There we can see the frequency of each type of venue that is present in the Back Bay neighborhood. It is important for us to not pick on that has a large amount of one type of restaurant, as the competition would make it more difficult for our prospective restaurant to make a profit. Thus, let's see what the 10 most common types of venue is in the area.

In [61]:
def return_most_common_venues(row, num_top_venues):
    row_categories = row.iloc[1:]
    row_categories_sorted = row_categories.sort_values(ascending=False)
    
    return row_categories_sorted.index.values[0:num_top_venues]

num_top_venues = 10

indicators = ['st', 'nd', 'rd']

columns = ['Neighborhood']
for ind in np.arange(num_top_venues):
    try:
        columns.append('{}{} Most Common Venue'.format(ind+1, indicators[ind]))
    except:
        columns.append('{}th Most Common Venue'.format(ind+1))

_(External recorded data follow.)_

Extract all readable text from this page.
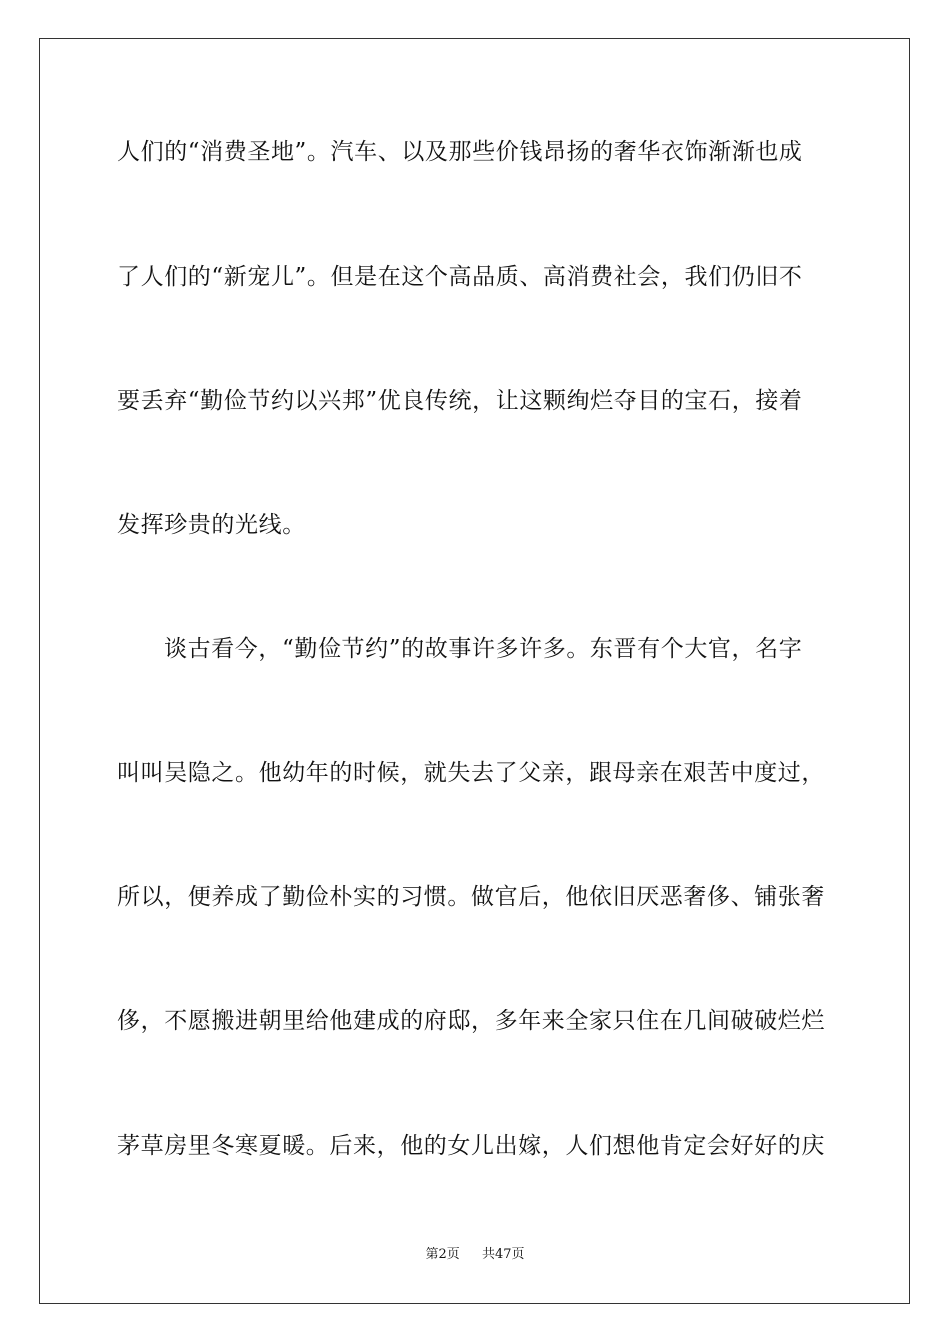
人们的“消费圣地”。汽车、以及那些价钱昂扬的奢华衣饰渐渐也成
了人们的“新宠儿”。但是在这个高品质、高消费社会，我们仍旧不
要丢弃“勤俭节约以兴邦”优良传统，让这颗绚烂夺目的宝石，接着
发挥珍贵的光线。
谈古看今，“勤俭节约”的故事许多许多。东晋有个大官，名字
叫叫吴隐之。他幼年的时候，就失去了父亲，跟母亲在艰苦中度过，
所以，便养成了勤俭朴实的习惯。做官后，他依旧厌恶奢侈、铺张奢
侈，不愿搬进朝里给他建成的府邸，多年来全家只住在几间破破烂烂
茅草房里冬寒夏暖。后来，他的女儿出嫁，人们想他肯定会好好的庆
第2页 共47页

neighborhoods_venues_sorted = pd.DataFrame(columns=columns)
neighborhoods_venues_sorted['Neighborhood'] = back_bay_grouped['Neighborhood']

for ind in np.arange(back_bay_grouped.shape[0]):
    neighborhoods_venues_sorted.iloc[ind, 1:] = return_most_common_venues(back_bay_grouped.iloc[ind, :], num_top_venues)

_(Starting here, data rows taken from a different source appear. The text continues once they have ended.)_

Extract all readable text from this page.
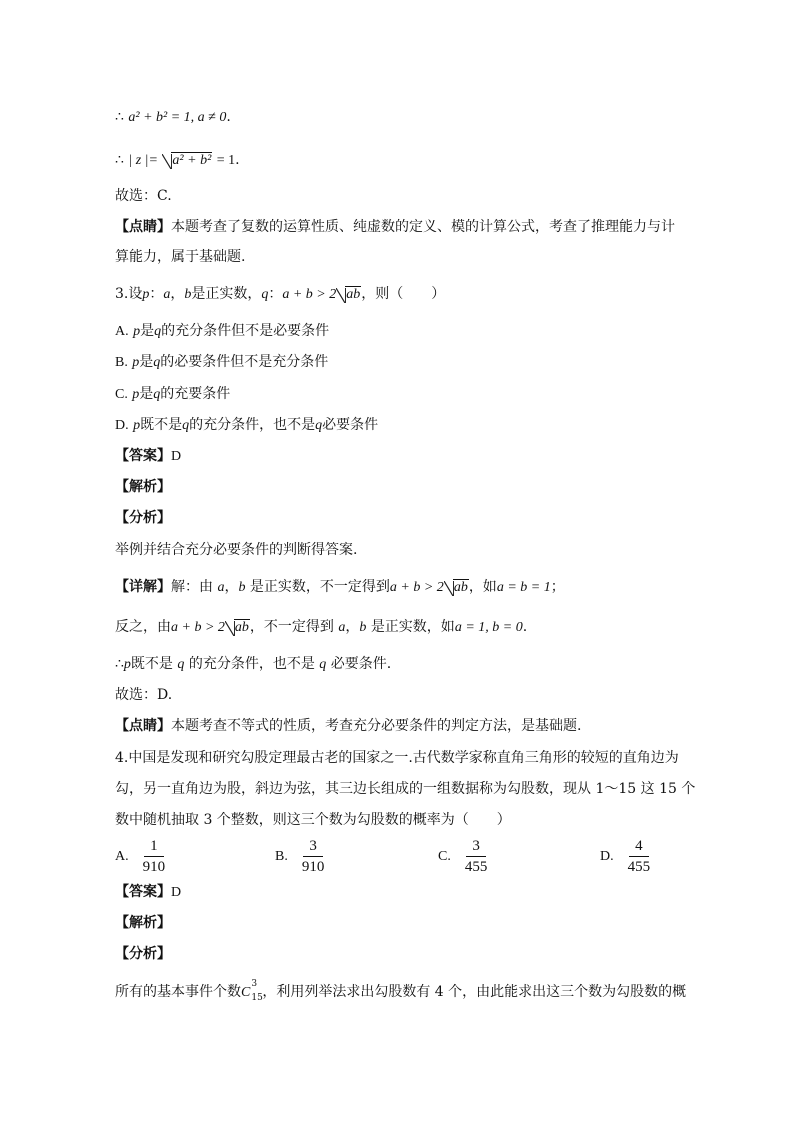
∴ a² + b² = 1, a ≠ 0.
∴ | z |= a² + b² = 1.
故选：C.
【点睛】本题考查了复数的运算性质、纯虚数的定义、模的计算公式，考查了推理能力与计
算能力，属于基础题.
3.设p：a，b是正实数，q：a + b > 2 ab，则（　　）
A. p是q的充分条件但不是必要条件
B. p是q的必要条件但不是充分条件
C. p是q的充要条件
D. p既不是q的充分条件，也不是q必要条件
【答案】D
【解析】
【分析】
举例并结合充分必要条件的判断得答案.
【详解】解：由 a，b 是正实数，不一定得到a + b > 2 ab，如a = b = 1；
反之，由a + b > 2 ab，不一定得到 a，b 是正实数，如a = 1, b = 0.
∴p既不是 q 的充分条件，也不是 q 必要条件.
故选：D.
【点睛】本题考查不等式的性质，考查充分必要条件的判定方法，是基础题.
4.中国是发现和研究勾股定理最古老的国家之一.古代数学家称直角三角形的较短的直角边为
勾，另一直角边为股，斜边为弦，其三边长组成的一组数据称为勾股数，现从 1～15 这 15 个
数中随机抽取 3 个整数，则这三个数为勾股数的概率为（　　）
A. $\frac{1}{910}$	B. $\frac{3}{910}$	C. $\frac{3}{455}$	D. $\frac{4}{455}$
【答案】D
【解析】
【分析】
所有的基本事件个数C
3
15 ，利用列举法求出勾股数有 4 个，由此能求出这三个数为勾股数的概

neighborhoods_venues_sorted.head()

Unnamed: 0,Neighborhood,1st Most Common Venue,2nd Most Common Venue,3rd Most Common Venue,4th Most Common Venue,5th Most Common Venue,6th Most Common Venue,7th Most Common Venue,8th Most Common Venue,9th Most Common Venue,10th Most Common Venue
0,Back Bay,Clothing Store,Coffee Shop,American Restaurant,Seafood Restaurant,Hotel,Ice Cream Shop,Italian Restaurant,Cosmetics Shop,Shopping Mall,Juice Bar


Now we have an idea what type of venues to not pursue. As we are interested in specifically opening a restaurant as opposed to any type of venue, we can ignore clothing stores, hotels, cosmestics shops, and shopping malls. As the later two venues tend to be very expensive to construct and establish, we have all the more reason to discount these.

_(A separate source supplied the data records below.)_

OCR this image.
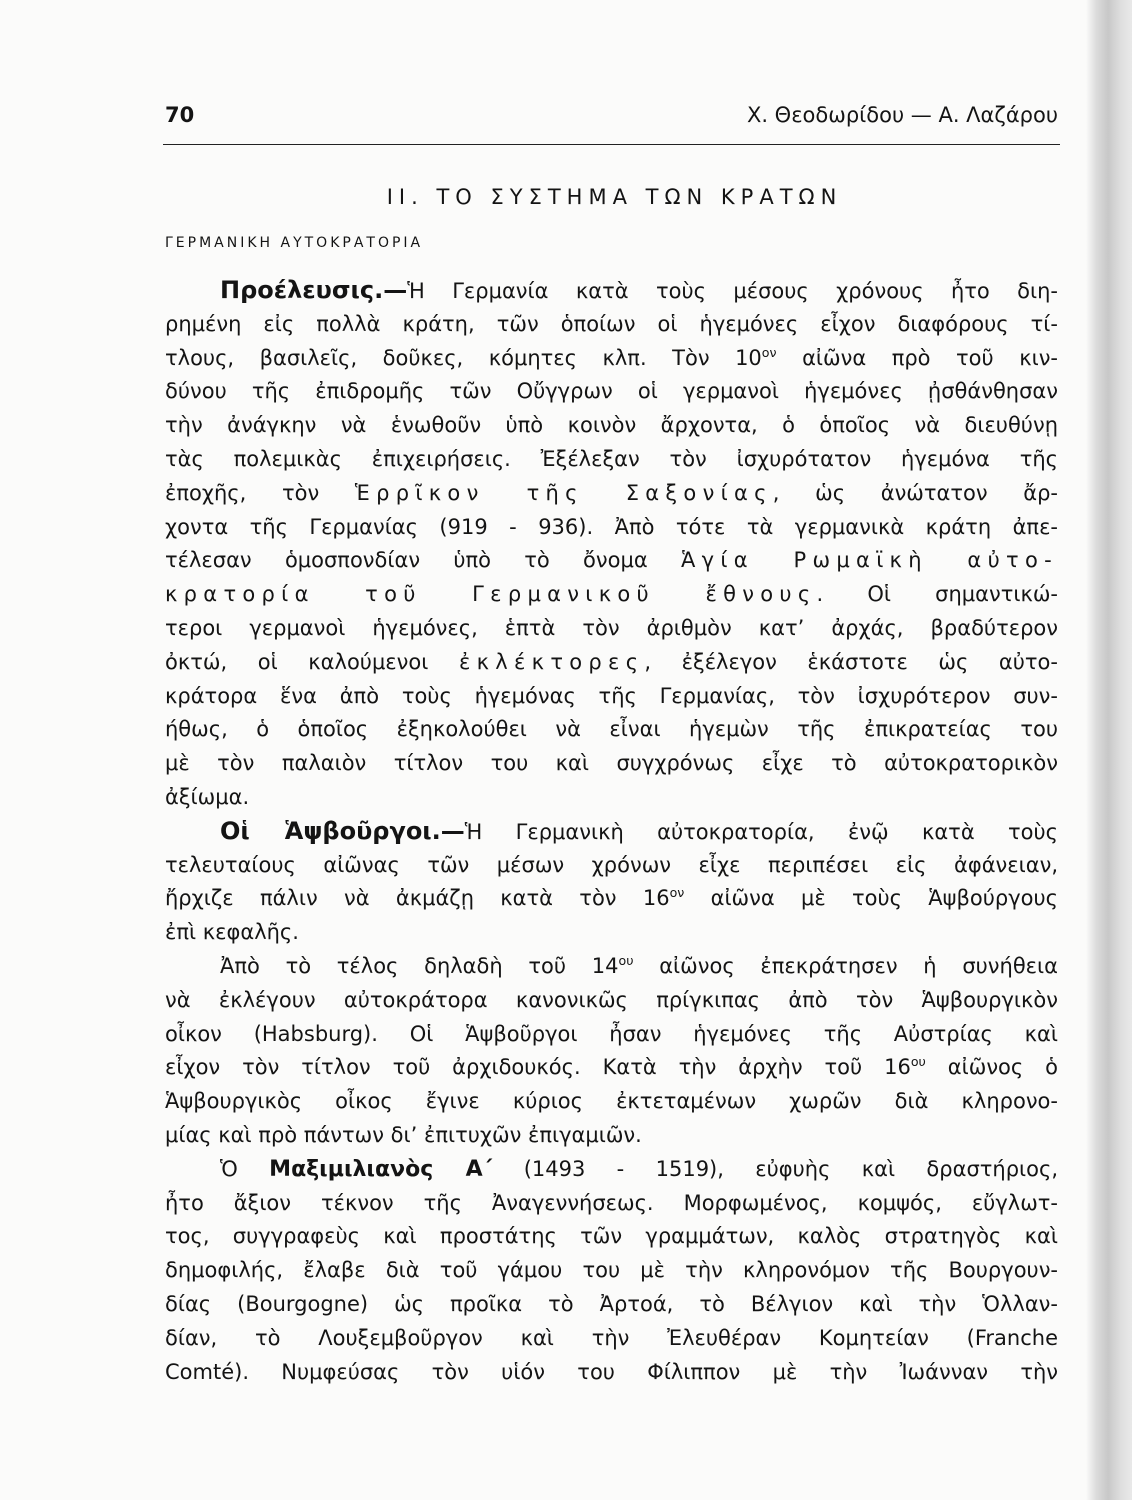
70	Χ. Θεοδωρίδου — Α. Λαζάρου
II. ΤΟ ΣΥΣΤΗΜΑ ΤΩΝ ΚΡΑΤΩΝ
ΓΕΡΜΑΝΙΚΗ ΑΥΤΟΚΡΑΤΟΡΙΑ
Προέλευσις.—Ἡ Γερμανία κατὰ τοὺς μέσους χρόνους ἦτο διη-
ρημένη εἰς πολλὰ κράτη, τῶν ὁποίων οἱ ἡγεμόνες εἶχον διαφόρους τί-
τλους, βασιλεῖς, δοῦκες, κόμητες κλπ. Τὸν $10^{o\nu}$ αἰῶνα πρὸ τοῦ κιν-
δύνου τῆς ἐπιδρομῆς τῶν Οὔγγρων οἱ γερμανοὶ ἡγεμόνες ᾐσθάνθησαν
τὴν ἀνάγκην νὰ ἑνωθοῦν ὑπὸ κοινὸν ἄρχοντα, ὁ ὁποῖος νὰ διευθύνῃ
τὰς πολεμικὰς ἐπιχειρήσεις. Ἐξέλεξαν τὸν ἰσχυρότατον ἡγεμόνα τῆς
ἐποχῆς, τὸν Ἑρρῖκον τῆς Σαξονίας, ὡς ἀνώτατον ἄρ-
χοντα τῆς Γερμανίας (919 - 936). Ἀπὸ τότε τὰ γερμανικὰ κράτη ἀπε-
τέλεσαν ὁμοσπονδίαν ὑπὸ τὸ ὄνομα Ἁγία Ρωμαϊκὴ αὐτο-
κρατορία τοῦ Γερμανικοῦ ἔθνους. Οἱ σημαντικώ-
τεροι γερμανοὶ ἡγεμόνες, ἑπτὰ τὸν ἀριθμὸν κατ’ ἀρχάς, βραδύτερον
ὀκτώ, οἱ καλούμενοι ἐκλέκτορες, ἐξέλεγον ἑκάστοτε ὡς αὐτο-
κράτορα ἕνα ἀπὸ τοὺς ἡγεμόνας τῆς Γερμανίας, τὸν ἰσχυρότερον συν-
ήθως, ὁ ὁποῖος ἐξηκολούθει νὰ εἶναι ἡγεμὼν τῆς ἐπικρατείας του
μὲ τὸν παλαιὸν τίτλον του καὶ συγχρόνως εἶχε τὸ αὐτοκρατορικὸν
ἀξίωμα.
Οἱ Ἁψβοῦργοι.—Ἡ Γερμανικὴ αὐτοκρατορία, ἐνῷ κατὰ τοὺς
τελευταίους αἰῶνας τῶν μέσων χρόνων εἶχε περιπέσει εἰς ἀφάνειαν,
ἤρχιζε πάλιν νὰ ἀκμάζῃ κατὰ τὸν $16^{o\nu}$ αἰῶνα μὲ τοὺς Ἁψβούργους
ἐπὶ κεφαλῆς.
Ἀπὸ τὸ τέλος δηλαδὴ τοῦ $14^{o\upsilon}$ αἰῶνος ἐπεκράτησεν ἡ συνήθεια
νὰ ἐκλέγουν αὐτοκράτορα κανονικῶς πρίγκιπας ἀπὸ τὸν Ἁψβουργικὸν
οἶκον (Habsburg). Οἱ Ἁψβοῦργοι ἦσαν ἡγεμόνες τῆς Αὐστρίας καὶ
εἶχον τὸν τίτλον τοῦ ἀρχιδουκός. Κατὰ τὴν ἀρχὴν τοῦ $16^{o\upsilon}$ αἰῶνος ὁ
Ἁψβουργικὸς οἶκος ἔγινε κύριος ἐκτεταμένων χωρῶν διὰ κληρονο-
μίας καὶ πρὸ πάντων δι’ ἐπιτυχῶν ἐπιγαμιῶν.
Ὁ Μαξιμιλιανὸς Α΄ (1493 - 1519), εὐφυὴς καὶ δραστήριος,
ἦτο ἄξιον τέκνον τῆς Ἀναγεννήσεως. Μορφωμένος, κομψός, εὔγλωτ-
τος, συγγραφεὺς καὶ προστάτης τῶν γραμμάτων, καλὸς στρατηγὸς καὶ
δημοφιλής, ἔλαβε διὰ τοῦ γάμου του μὲ τὴν κληρονόμον τῆς Βουργουν-
δίας (Bourgogne) ὡς προῖκα τὸ Ἀρτοά, τὸ Βέλγιον καὶ τὴν Ὁλλαν-
δίαν, τὸ Λουξεμβοῦργον καὶ τὴν Ἐλευθέραν Κομητείαν (Franche
Comté). Νυμφεύσας τὸν υἱόν του Φίλιππον μὲ τὴν Ἰωάνναν τὴν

Next, let's look at restaurants. Coffee shops are the most popular restaurant, which implies that competiton would be fierce. American and seafood restaurants are also rather popular, which may dissuade us from pursing these.

Ice cream shops, while not sporting as much competition and possessing lower startup costs and overhead, still may not be the best choice. As Boston is located in the north east of the United States, ice cream is not exactly popular come fall, winter, and early spring. As such, an ice cream shop is a seasonal venue at best. Juice bars, as they tend to serve smoothies, have the same issue, albeit to a lesser degree.

This leaves what would probably be the best option: an Italian restaurant. It is not a common enough venue to pose a threat of competition, while being popular enough to ensure there is consumer interest in the area. We also do not need to worry about losing profits in the winter due to the seasonal nature of the venue. Thus, it appears our target area would be Boston's Back Bay neighborhood, and our target restaurant would be an Italian restaurant.